Les Centrafricains se prononcent, dimanche 13 décembre, par référendum sur un projet de réforme des institutions. Entre 6 heures (6 heures à Paris) et 16 heures, près de deux millions d’électeurs sont appelés aux urnes pour approuver une nouvelle Constitution censée instaurer une 6ème République depuis l’indépendance en 1960 de l’ex-colonie française, l’un des pays les plus pauvres au monde.

 

Si le texte est adopté, la Centrafrique connaîtra son 13ème régime politique depuis l’indépendance, illustration de son instabilité chronique. La Centrafrique a déjà connu cinq Républiques, un Empire (celui de Jean-Bedel Bokassa) et six transitions, après le renversement de pouvoirs établis parfois eux-mêmes transitoires.

 

Les principales innovations du texte concernent notamment le nombre maximum de mandats présidentiels (deux), la lutte contre la corruption qui gangrène l’administration depuis des décennies, l’éviction des groupes armés du processus politique et la création d’une Haute cour de justice.

 

Difficultés d’organisation

 

Organiser un tel scrutin en Centrafrique était un véritable défi : l’autorité de l’Etat a disparu de régions entières, et de nombreux bureaux de vote – 5 600 en tout – se trouvent dans des régions isolées, uniquement accessibles par des pistes défoncées. Un couvre-feu a été instauré de 20 heures à 5 heures après la nouvelle vague de violences qui a éclaté à Bangui, fin septembre, entre milices chrétiennes et animistes anti-balaka d’une part, et ex-rébellion majoritairement musulmane de la Séléka d’autre part, faisant plus de 130 morts.

 

Dimanche à l’aube, l’Autorité nationale des élections (ANE) devait boucler les derniers préparatifs et finir d’acheminer le matériel électoral vers les bureaux de vote de la capitale.
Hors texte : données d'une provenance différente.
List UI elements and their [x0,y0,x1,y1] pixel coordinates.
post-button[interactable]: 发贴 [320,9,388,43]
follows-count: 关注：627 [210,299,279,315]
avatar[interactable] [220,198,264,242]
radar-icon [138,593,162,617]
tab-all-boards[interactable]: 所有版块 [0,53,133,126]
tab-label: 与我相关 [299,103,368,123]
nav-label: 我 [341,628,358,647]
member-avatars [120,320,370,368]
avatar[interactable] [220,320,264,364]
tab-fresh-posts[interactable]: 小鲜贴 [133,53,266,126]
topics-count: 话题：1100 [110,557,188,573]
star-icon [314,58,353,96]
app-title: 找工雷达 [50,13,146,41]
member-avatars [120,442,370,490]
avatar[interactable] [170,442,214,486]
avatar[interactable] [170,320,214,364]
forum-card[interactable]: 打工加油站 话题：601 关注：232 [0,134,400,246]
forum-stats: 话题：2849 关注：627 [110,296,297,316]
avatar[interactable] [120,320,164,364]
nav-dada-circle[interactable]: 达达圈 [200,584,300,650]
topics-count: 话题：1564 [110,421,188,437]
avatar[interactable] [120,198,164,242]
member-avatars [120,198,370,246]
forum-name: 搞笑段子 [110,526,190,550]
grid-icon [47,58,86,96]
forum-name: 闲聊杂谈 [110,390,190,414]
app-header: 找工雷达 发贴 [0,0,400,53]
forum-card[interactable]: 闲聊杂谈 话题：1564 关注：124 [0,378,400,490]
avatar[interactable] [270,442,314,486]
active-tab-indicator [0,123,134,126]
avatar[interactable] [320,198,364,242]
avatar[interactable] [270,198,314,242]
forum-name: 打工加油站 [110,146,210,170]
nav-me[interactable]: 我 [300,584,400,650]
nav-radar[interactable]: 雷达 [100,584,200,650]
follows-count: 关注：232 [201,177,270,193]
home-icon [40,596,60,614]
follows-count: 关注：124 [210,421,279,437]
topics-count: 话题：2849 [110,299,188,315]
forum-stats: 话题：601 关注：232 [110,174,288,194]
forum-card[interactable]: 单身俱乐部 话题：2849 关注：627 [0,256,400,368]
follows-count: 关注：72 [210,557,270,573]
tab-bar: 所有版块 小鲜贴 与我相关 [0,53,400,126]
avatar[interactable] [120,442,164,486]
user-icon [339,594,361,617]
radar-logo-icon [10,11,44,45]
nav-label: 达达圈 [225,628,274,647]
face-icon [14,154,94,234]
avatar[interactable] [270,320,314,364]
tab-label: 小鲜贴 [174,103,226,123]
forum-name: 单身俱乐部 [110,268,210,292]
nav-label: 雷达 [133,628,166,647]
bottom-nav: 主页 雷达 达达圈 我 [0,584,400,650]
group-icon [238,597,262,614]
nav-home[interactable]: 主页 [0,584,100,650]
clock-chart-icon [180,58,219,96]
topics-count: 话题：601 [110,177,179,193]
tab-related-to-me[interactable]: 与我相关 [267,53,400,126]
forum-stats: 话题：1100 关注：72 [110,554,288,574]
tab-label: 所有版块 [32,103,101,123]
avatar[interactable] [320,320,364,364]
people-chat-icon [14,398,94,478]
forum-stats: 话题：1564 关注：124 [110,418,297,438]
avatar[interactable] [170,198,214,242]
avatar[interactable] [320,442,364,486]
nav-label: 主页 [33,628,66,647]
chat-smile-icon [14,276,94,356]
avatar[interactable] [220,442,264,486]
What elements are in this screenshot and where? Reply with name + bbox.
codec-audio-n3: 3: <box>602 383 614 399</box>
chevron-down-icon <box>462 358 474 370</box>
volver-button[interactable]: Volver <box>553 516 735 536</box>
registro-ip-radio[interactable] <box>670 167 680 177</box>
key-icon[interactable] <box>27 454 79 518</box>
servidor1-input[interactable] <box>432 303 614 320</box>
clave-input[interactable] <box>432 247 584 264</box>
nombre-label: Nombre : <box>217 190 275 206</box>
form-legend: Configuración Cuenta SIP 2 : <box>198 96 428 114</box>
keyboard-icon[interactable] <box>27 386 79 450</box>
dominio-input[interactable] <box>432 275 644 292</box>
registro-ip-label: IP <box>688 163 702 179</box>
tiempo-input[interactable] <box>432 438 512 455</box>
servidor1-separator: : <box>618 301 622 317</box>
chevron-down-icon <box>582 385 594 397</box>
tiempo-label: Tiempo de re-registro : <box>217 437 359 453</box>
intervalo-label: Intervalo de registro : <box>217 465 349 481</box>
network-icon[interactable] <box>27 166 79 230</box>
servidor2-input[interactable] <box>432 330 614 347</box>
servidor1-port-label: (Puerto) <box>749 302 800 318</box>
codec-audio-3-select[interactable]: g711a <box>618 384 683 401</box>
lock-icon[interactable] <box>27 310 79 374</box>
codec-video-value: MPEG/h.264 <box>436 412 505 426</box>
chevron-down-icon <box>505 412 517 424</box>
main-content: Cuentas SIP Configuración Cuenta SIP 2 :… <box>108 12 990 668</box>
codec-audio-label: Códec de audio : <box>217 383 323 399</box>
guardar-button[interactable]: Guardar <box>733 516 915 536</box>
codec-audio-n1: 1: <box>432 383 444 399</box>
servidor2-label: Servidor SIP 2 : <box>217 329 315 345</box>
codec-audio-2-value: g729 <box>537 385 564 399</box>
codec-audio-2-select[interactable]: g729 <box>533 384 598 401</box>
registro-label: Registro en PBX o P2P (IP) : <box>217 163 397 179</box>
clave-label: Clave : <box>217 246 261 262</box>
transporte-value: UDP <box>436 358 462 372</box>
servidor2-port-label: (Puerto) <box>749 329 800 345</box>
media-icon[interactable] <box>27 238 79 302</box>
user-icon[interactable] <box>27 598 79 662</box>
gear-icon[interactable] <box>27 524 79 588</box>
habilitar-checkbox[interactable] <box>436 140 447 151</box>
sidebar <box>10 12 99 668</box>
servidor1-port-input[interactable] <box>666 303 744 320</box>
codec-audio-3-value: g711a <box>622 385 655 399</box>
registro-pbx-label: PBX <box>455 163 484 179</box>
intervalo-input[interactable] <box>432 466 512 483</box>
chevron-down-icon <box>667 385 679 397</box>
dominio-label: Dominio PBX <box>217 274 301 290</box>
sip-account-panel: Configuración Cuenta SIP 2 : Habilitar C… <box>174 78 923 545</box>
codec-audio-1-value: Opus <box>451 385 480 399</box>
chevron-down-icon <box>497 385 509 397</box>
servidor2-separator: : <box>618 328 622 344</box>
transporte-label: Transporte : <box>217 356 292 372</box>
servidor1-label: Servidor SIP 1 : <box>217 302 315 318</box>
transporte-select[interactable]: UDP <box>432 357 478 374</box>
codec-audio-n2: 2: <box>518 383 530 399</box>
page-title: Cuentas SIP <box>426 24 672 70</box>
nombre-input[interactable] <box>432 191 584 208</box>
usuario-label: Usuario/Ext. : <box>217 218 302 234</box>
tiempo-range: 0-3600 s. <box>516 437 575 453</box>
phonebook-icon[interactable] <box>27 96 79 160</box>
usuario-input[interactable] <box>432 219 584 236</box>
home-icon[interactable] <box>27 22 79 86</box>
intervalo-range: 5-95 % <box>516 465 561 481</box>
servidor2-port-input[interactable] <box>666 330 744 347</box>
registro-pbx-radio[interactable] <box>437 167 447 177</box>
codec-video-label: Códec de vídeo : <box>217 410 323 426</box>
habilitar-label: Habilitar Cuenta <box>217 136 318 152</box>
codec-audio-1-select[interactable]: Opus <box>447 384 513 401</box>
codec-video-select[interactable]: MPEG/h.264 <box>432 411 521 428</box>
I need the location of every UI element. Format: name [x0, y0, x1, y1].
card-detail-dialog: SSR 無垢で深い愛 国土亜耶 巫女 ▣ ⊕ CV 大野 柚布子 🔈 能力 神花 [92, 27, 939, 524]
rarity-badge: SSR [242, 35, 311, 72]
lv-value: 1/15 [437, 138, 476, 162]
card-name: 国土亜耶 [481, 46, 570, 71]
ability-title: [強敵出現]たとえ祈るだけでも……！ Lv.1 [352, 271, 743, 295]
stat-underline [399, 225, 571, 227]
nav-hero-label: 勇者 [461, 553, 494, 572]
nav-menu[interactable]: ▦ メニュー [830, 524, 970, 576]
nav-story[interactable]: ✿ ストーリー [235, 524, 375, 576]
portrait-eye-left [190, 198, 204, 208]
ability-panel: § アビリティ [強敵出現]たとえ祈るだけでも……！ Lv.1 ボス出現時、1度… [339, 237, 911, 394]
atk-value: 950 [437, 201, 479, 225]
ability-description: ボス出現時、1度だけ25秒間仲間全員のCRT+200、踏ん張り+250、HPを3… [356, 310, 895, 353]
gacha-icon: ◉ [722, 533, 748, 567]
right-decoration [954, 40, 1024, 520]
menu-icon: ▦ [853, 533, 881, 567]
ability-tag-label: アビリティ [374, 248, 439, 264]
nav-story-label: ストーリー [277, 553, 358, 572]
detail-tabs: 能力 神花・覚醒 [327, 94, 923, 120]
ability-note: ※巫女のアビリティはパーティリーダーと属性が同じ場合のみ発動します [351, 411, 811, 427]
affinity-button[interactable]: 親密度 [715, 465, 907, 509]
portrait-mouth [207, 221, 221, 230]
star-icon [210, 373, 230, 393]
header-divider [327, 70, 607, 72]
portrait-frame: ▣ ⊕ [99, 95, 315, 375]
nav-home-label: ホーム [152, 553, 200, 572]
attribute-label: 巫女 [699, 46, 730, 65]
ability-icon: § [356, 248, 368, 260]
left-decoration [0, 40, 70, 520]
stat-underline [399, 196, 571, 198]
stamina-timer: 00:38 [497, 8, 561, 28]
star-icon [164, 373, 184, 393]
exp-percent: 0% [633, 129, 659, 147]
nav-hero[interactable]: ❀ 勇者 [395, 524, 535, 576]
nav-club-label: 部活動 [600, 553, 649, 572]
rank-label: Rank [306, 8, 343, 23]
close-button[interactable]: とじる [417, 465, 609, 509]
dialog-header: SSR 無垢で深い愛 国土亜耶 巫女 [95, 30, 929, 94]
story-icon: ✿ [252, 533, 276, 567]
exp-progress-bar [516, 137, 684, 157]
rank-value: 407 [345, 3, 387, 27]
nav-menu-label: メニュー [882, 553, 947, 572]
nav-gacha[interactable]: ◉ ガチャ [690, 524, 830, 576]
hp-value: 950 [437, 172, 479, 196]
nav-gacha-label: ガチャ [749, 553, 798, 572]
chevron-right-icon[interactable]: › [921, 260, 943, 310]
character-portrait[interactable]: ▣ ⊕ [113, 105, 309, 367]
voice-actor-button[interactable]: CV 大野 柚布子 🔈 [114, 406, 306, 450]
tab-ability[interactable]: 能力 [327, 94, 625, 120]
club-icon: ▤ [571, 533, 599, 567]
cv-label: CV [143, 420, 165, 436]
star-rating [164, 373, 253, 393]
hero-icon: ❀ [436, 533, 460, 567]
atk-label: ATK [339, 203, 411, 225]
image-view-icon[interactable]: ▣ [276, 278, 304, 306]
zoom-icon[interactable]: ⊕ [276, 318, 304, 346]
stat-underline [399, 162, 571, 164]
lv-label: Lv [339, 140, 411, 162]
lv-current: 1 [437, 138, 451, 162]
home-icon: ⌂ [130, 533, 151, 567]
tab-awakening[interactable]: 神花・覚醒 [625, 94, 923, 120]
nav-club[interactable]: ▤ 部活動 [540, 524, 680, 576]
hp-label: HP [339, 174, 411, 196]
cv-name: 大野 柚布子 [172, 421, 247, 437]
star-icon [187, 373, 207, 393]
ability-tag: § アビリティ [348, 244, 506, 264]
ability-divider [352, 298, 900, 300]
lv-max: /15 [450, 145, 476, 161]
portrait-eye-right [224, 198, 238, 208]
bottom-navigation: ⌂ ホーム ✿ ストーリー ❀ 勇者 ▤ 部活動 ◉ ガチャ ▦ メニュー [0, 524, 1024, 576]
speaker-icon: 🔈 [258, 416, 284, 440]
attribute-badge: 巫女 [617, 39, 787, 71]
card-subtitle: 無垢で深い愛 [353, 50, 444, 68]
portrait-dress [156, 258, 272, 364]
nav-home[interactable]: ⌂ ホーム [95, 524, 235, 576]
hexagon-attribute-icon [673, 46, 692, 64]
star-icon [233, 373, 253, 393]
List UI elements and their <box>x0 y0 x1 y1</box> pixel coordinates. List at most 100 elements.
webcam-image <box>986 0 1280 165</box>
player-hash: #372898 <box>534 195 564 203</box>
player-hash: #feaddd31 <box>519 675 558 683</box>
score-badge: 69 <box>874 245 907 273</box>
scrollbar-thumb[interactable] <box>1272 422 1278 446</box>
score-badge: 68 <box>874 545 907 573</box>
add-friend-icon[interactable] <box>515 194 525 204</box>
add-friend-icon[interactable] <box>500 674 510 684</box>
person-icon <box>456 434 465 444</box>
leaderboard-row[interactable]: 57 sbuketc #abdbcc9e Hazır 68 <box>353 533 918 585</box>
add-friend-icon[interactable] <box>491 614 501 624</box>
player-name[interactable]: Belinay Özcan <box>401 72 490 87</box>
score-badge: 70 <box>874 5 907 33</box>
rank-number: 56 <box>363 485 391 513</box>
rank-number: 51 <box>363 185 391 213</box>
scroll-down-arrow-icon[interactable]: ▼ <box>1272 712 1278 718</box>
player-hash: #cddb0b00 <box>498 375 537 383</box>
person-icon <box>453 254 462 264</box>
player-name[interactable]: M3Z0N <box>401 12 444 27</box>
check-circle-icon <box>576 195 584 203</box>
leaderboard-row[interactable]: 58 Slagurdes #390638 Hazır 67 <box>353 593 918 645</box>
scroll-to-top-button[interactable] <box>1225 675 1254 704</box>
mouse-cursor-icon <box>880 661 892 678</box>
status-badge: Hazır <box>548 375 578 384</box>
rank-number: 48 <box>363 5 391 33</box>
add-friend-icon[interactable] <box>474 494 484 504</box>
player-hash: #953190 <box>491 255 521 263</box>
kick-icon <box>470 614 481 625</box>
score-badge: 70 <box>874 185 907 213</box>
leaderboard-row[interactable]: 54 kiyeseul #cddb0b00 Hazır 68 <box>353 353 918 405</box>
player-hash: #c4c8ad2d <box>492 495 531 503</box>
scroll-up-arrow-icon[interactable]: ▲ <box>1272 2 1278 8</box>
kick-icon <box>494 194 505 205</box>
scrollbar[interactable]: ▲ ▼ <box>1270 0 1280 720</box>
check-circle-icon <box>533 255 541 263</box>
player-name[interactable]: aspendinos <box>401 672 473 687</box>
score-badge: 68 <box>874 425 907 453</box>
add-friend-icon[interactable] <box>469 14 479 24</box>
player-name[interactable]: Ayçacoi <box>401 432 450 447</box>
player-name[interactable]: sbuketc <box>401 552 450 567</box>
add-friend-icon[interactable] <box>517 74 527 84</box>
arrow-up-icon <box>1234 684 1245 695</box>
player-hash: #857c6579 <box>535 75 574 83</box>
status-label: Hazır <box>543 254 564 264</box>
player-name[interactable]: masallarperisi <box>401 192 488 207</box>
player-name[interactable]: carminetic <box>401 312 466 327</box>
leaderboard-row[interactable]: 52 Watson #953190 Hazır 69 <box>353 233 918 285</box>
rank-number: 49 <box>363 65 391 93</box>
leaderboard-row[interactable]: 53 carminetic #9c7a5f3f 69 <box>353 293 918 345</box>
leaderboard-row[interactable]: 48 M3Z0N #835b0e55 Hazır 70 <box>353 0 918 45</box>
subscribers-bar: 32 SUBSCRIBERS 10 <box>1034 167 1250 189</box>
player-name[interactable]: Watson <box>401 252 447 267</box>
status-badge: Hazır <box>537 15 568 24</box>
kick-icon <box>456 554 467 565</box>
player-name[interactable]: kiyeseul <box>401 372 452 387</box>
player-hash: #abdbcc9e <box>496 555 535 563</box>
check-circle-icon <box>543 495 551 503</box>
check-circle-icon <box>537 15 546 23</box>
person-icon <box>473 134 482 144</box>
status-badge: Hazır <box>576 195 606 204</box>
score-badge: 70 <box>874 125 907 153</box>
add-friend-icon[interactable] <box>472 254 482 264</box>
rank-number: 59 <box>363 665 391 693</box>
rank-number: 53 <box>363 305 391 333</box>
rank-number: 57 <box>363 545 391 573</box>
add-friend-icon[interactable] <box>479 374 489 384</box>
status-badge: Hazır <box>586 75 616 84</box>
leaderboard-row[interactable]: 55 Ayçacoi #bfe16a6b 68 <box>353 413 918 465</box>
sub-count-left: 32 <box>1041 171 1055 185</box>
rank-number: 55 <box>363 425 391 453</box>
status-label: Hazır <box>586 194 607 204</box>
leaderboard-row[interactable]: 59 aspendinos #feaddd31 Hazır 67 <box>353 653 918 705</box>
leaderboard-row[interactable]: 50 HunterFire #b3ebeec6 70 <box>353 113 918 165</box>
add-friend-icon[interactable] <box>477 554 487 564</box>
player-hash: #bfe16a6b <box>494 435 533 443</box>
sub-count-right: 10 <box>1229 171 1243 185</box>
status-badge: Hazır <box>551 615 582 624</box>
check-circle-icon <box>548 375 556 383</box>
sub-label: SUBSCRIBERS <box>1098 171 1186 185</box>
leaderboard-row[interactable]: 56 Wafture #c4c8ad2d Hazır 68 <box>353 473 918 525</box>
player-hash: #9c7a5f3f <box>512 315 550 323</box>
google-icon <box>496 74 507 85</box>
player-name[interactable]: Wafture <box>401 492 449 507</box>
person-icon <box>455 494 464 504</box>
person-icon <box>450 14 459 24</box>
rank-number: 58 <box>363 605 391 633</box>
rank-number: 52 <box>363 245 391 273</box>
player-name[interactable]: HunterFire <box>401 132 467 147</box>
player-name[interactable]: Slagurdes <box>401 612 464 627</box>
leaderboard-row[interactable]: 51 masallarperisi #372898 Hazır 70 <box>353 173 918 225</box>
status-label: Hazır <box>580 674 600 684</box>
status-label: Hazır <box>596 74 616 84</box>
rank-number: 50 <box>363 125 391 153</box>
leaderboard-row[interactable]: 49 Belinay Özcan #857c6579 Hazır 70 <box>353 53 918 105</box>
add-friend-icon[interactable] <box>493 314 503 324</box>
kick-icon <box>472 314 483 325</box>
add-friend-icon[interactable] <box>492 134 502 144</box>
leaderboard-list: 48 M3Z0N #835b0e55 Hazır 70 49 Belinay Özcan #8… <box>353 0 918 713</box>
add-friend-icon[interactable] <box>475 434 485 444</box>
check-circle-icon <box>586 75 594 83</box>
Des milliers d’électeurs n’ont pas encore récupéré leur carte électorale, mais ils seront finalement autorisés à voter sur simple présentation de leur récépissé d’enregistrement sur les listes électorales, afin de faciliter le déroulement des opérations, a annoncé l’ANE. Sur les principales artères de Bangui, des affiches appelant à voter « Oui »au référendum soutiennent que « la paix, c’est dans les urnes ».

 

Répétition de l’élection du 27 décembre

 

Hormis le parti de François Bozizé, dont la candidature à la présidentielle a été invalidée cette semaine, et certains responsables anti-balaka et Séléka, la plupart des partis politiques centrafricains ont appelé à se prononcer en faveur du texte.

 

Selon plusieurs observateurs de la crise centrafricaine, ce scrutin est surtout une « répétition générale » pour les élections fixées au 27 décembre, sur lesquelles pèsent des craintes plus sérieuses de troubles sécuritaires.

 

Dans certaines régions du Nord et de l’Est tenues par des groupes armés, des chefs rebelles, comme Nourredine Adam, ex-numéro 2 de la Séléka, ont déjà prévenu qu’ils ne laisseraient pas le vote avoir lieu.

 

Samedi, plusieurs centaines de personnes ont protesté à Bangui contre l’invalidation de la candidature à la présidentielle d’un chef anti-balaka, Patrice-Edouard Ngaïssona.

 

Tirs malgré la mobilisation des forces de sécurité

 

Un plan de sécurisation national impliquant les casques bleus de la Minusca (près de 11 000 hommes) et les forces centrafricaines (police et gendarmerie), ce qui n’a pas empêché les incidents.

 

Des tirs ont éclaté dimanche matin dans Bangui entre partisans et opposants au référendum constitutionnel centrafricain, notamment dans l’enclave musulmane du PK5 où cinq personnes ont été blessées, dont deux grièvement, selon la Croix-Rouge. Les tirs dans ce quartier se poursuivaient vers 9 h 30 non loin de la mosquée centrale.

 

Des tirs et des explosions de grenade ont également été entendus dans Gobongo, un des fiefs des milices chrétiennes anti-balaka dans la capitale, selon une source sécuritaire.